SPIRITUAL DIARY FOR 9/30/2022 8:42 AM
My Worship Time Focus: PT-3 “The
Principle”
Bible Reading & Meditation Reference:
Matthew 16:24
Message of the verse: “Then Jesus said to His disciples, “If anyone wishes to come after Me, let him deny himself, and take up his cross, and follow Me.”
In order for me to make sense of this section, and to
make those who read it make sense I think that once again that I should just
quote from MacArthur’s commentary.
“The believer is made acceptable before God when he trust
in Jesus Christ and he stands before the Lord in perfect righteousness, clothed
in ‘the new self, which in the likeness of God has been created in
righteousness and holiness of the truth’ (Eph. 4:24).
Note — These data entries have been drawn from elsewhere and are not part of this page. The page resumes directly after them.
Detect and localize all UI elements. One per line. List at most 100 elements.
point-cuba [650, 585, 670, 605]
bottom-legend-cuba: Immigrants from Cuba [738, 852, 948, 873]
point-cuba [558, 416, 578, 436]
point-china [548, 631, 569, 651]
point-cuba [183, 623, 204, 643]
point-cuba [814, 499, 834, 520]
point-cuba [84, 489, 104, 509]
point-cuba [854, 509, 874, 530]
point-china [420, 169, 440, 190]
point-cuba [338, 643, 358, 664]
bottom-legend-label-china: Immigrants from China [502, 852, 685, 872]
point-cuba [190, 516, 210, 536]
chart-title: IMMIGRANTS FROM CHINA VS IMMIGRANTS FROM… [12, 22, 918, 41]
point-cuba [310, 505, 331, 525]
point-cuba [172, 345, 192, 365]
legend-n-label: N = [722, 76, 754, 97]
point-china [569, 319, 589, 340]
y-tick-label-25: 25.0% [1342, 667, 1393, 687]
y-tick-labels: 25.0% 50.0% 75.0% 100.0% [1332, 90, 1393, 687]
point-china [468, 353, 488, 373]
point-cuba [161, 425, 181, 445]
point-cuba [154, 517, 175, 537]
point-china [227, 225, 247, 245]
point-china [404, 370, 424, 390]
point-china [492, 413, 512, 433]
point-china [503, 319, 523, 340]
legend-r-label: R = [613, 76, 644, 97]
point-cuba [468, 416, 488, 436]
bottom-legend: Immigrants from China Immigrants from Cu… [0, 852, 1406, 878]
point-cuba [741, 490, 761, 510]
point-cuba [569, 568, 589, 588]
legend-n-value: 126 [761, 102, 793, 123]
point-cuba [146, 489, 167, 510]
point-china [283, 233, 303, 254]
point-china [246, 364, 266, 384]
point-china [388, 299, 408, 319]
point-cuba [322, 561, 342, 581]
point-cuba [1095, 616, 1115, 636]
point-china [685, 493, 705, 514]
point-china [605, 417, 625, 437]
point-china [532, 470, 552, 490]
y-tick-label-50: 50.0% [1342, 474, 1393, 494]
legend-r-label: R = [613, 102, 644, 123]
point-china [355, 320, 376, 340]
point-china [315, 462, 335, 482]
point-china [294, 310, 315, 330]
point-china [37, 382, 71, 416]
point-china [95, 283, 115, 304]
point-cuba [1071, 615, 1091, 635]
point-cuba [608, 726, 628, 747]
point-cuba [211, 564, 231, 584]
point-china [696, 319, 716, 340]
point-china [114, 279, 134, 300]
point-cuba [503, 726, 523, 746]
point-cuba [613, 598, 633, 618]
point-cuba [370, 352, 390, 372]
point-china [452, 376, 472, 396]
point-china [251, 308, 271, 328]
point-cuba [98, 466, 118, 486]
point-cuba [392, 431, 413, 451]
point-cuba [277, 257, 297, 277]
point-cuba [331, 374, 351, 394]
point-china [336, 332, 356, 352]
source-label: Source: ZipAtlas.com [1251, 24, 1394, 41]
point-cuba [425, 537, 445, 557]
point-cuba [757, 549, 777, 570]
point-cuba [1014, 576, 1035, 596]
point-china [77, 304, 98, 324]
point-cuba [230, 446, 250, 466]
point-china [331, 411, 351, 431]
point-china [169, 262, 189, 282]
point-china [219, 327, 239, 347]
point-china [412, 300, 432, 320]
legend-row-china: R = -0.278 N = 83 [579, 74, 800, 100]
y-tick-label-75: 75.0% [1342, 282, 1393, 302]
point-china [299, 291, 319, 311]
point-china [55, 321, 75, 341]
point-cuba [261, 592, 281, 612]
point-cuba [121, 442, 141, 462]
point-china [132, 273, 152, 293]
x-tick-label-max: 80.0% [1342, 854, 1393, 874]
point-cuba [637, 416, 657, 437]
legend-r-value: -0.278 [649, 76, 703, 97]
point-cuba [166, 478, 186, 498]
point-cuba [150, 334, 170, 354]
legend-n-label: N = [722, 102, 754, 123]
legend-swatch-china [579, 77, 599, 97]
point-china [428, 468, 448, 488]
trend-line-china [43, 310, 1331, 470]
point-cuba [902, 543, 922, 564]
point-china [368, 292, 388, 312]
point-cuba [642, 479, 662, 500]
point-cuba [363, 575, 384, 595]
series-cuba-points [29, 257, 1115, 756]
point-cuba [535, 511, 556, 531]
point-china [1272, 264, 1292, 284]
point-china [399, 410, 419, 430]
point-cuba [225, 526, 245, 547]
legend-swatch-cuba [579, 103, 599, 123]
But as Paul also declared, even after
salvation a believer has no more goodness in himself, ‘that is in [his] flesh,’
than he had before salvation. To deny
self is to ‘make no provision for the flesh’ (Rom. 13:14) and to ‘put no
confidence in [it]’ Phil 3:3). To deny
self is to subject oneself entirely to the lordship and resources of Jesus
Christ, in utter rejection of self-will and self-sufficiency.
Jesus proclaimed that the first requirement for entering
the kingdom is to be ‘poor in spirit’ (Matt 5:3), to have the spirit of utter
poverty in regard to one’s own goodness, righteousness, worth, and merit. It is to humbly recognize one’s spiritual
destitution. It is only the person who
realizes how poor he is who will ever know the riches of Christ. It is only the person who realizes how sinful
and damned he is who will ever come to know how precious the forgiveness of God
is. ‘The Lord is near to the brokenhearted
and saves those who are crushed in spirit’ (Ps. 34:18). It is the broken and contrite heart that God
loves and will never despise (Ps. 51:17).
It is not the self-righteous and self-satisfied but the penitent and
humble whom God saves. It was not the
proud Pharisee who had such a high image of himself, but the brokenhearted tax
collector who asked God for mercy, who Jesus said ‘went down to his house
justified’ (Luke 18:14).
The whole purpose of the Old Testament, reflected
pointedly in the law of Moses, was to show man how spiritually and morally
destitute and powerless he is in himself.
The law was not meant to show men how they could work their way into God’s
favor but to show them how impossible it is to live up to God’s holy standards
by their own resources.
Arthur Pink wrote, ‘Growth in grace is growth downward;
it is the forming of a lower estimate of ourselves; it is a deepening
realization of our nothingness; it is a heartful recognition that we are not
worthy of the least of God’s mercies.’
To be saved calls for a sinner to deny self so as to ‘consider
the members of [his] earthly body as dead to immorality, impurity, passion,
evil desire, and greed, which amounts to idolatry (Col. 3:15). It is
to ‘lay aside the old self, which is being corrupted in accordance with
the lusts of deceit, and…be renewed in the spirit of [one’s] mind’ (Eph.